Marcel Proust

Le livre avait disparu. Le grand et lourd volume in-folio posé sur le banc avait disparu sous l’œil de dizaines de malades. Celui qui avait vu le vol ne le dirait pas. Il n’y a pas au monde de crime sans témoins, animés ou inanimés. Soit, et s’il y en avait malgré tout ? On pouvait se permettre d’oublier le mystère du vol d’un roman de Marcel Proust. On pouvait se taire aussi à cause d’une menace jetée en l’air, qui ne visait personne en particulier, mais dont l’action était imparable. Celui qui avait vu se tairait au nom du « j’ai peur ». Le bien fondé d’un tel silence était confirmé par toute la vie au camp, et pas seulement au camp, par toute la vie civile. N’importe quel cave avait pu voler le livre sur l’ordre d’un truand pour montrer son audace et son désir de faire partie du monde criminel, des maîtres de la vie du camp.

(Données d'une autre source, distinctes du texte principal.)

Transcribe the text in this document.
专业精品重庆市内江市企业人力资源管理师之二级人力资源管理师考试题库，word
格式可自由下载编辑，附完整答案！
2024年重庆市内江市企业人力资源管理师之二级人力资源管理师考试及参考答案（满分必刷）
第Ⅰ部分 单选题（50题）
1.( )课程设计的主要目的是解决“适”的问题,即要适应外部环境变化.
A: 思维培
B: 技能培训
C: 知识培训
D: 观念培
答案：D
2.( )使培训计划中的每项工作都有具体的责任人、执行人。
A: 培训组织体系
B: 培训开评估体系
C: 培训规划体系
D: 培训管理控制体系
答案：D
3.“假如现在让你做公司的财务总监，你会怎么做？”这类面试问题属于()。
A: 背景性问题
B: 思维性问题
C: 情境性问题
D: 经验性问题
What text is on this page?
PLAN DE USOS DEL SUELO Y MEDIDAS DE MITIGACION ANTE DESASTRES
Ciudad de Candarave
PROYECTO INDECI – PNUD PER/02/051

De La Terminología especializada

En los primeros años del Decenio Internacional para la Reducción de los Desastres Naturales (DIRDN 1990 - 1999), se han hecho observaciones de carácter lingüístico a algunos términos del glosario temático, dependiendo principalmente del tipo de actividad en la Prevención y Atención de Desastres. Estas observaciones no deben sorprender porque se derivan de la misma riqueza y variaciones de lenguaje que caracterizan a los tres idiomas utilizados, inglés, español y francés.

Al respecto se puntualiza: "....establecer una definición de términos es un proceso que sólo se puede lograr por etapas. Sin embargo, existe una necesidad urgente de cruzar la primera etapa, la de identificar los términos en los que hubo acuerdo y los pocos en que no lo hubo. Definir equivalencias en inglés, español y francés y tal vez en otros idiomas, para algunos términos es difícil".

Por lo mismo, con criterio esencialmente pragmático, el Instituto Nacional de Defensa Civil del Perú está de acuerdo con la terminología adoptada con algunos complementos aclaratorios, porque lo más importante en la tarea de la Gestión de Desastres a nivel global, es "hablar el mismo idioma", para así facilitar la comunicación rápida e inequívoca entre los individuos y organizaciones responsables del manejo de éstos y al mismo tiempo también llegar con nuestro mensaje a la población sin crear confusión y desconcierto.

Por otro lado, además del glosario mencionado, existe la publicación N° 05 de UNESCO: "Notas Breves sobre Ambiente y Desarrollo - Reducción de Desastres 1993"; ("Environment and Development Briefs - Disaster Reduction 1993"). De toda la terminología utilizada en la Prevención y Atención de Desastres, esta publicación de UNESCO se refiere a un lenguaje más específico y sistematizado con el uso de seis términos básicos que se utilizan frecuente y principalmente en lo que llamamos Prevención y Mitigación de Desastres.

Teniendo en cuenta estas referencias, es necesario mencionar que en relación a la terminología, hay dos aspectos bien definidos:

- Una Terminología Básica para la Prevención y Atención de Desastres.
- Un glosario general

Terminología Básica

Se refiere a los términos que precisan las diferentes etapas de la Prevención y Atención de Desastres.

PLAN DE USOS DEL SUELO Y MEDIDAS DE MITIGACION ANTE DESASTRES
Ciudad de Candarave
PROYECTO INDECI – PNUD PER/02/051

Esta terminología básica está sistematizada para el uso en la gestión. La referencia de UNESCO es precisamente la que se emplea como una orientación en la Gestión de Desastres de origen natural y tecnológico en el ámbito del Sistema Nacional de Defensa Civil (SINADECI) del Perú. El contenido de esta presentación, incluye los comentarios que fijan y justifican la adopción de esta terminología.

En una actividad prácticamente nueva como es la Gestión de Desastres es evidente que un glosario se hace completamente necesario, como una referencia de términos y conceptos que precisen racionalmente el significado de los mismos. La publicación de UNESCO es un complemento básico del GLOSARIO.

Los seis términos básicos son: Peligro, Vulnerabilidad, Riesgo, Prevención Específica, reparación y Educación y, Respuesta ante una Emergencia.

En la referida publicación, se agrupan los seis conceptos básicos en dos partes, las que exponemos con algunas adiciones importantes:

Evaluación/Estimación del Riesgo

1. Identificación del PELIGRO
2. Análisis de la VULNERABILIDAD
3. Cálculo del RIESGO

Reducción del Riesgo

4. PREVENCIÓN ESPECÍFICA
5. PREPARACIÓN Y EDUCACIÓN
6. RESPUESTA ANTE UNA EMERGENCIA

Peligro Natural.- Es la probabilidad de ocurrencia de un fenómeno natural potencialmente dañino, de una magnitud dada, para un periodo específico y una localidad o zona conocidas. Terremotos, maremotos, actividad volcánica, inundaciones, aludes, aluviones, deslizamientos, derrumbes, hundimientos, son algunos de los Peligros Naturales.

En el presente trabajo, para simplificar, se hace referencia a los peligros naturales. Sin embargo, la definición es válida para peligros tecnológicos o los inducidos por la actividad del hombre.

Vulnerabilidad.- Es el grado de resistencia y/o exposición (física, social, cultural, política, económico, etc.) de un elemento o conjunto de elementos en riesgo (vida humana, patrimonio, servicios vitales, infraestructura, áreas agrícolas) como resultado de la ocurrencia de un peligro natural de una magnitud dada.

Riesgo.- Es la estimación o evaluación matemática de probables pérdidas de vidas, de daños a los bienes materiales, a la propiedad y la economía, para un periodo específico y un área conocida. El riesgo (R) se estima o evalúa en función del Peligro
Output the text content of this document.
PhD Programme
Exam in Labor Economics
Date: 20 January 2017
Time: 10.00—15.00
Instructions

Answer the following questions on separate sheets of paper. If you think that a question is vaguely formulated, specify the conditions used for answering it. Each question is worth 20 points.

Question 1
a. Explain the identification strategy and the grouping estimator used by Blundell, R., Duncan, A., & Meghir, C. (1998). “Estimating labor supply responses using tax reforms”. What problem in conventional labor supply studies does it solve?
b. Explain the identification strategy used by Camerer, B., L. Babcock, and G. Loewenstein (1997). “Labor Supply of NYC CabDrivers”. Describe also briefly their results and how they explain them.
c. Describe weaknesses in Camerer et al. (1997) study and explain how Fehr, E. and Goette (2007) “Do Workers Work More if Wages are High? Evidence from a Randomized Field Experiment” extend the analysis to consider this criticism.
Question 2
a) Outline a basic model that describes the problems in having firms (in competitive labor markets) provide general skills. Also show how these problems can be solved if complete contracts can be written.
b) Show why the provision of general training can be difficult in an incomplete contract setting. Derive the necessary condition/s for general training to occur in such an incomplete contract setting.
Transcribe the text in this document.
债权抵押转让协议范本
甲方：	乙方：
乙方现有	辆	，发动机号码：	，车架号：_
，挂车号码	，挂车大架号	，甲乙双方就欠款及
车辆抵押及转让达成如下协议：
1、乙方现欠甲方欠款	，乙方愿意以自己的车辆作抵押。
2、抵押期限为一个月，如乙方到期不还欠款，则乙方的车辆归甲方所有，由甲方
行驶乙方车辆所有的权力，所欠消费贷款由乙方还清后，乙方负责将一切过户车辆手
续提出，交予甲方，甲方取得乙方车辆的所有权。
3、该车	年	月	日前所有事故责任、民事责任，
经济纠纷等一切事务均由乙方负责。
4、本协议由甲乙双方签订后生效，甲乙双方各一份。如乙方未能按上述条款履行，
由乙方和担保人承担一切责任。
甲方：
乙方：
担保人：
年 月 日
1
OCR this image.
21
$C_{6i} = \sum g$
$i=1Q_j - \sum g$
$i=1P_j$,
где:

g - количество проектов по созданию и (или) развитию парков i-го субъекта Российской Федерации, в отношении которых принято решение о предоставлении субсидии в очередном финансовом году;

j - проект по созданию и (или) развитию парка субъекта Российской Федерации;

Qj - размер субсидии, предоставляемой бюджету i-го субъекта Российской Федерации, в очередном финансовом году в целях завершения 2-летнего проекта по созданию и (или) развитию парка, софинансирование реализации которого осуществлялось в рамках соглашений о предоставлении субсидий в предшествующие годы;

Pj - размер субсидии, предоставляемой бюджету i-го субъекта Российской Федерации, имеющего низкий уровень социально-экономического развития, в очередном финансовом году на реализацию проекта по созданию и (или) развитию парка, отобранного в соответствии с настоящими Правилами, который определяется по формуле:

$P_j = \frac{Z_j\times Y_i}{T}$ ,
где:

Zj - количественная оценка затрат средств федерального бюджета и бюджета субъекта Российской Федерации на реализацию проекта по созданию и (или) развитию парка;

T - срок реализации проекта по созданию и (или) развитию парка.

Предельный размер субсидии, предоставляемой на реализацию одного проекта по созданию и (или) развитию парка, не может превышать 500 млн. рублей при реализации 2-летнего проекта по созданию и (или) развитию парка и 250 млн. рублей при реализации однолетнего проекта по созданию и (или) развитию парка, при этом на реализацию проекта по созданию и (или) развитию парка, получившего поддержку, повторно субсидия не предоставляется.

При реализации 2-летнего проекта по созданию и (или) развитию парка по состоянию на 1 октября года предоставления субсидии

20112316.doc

N’importe quel cave avait pu voler le livre sans motif, juste comme ça, parce que le livre était laissé sans surveillance. En effet, il était posé à l’extrémité du banc, dans la grande cour du grand bâtiment de pierre à deux étages de l’hôpital. Sur le banc, il y avait moi et Nina Bogatyriova. J’avais derrière moi les sommets de la Kolyma, dix ans d’errance dans ces montagnes ; quant à Nina, elle avait l’occupation, le front. Notre conversation, triste et inquiète, était finie depuis longtemps.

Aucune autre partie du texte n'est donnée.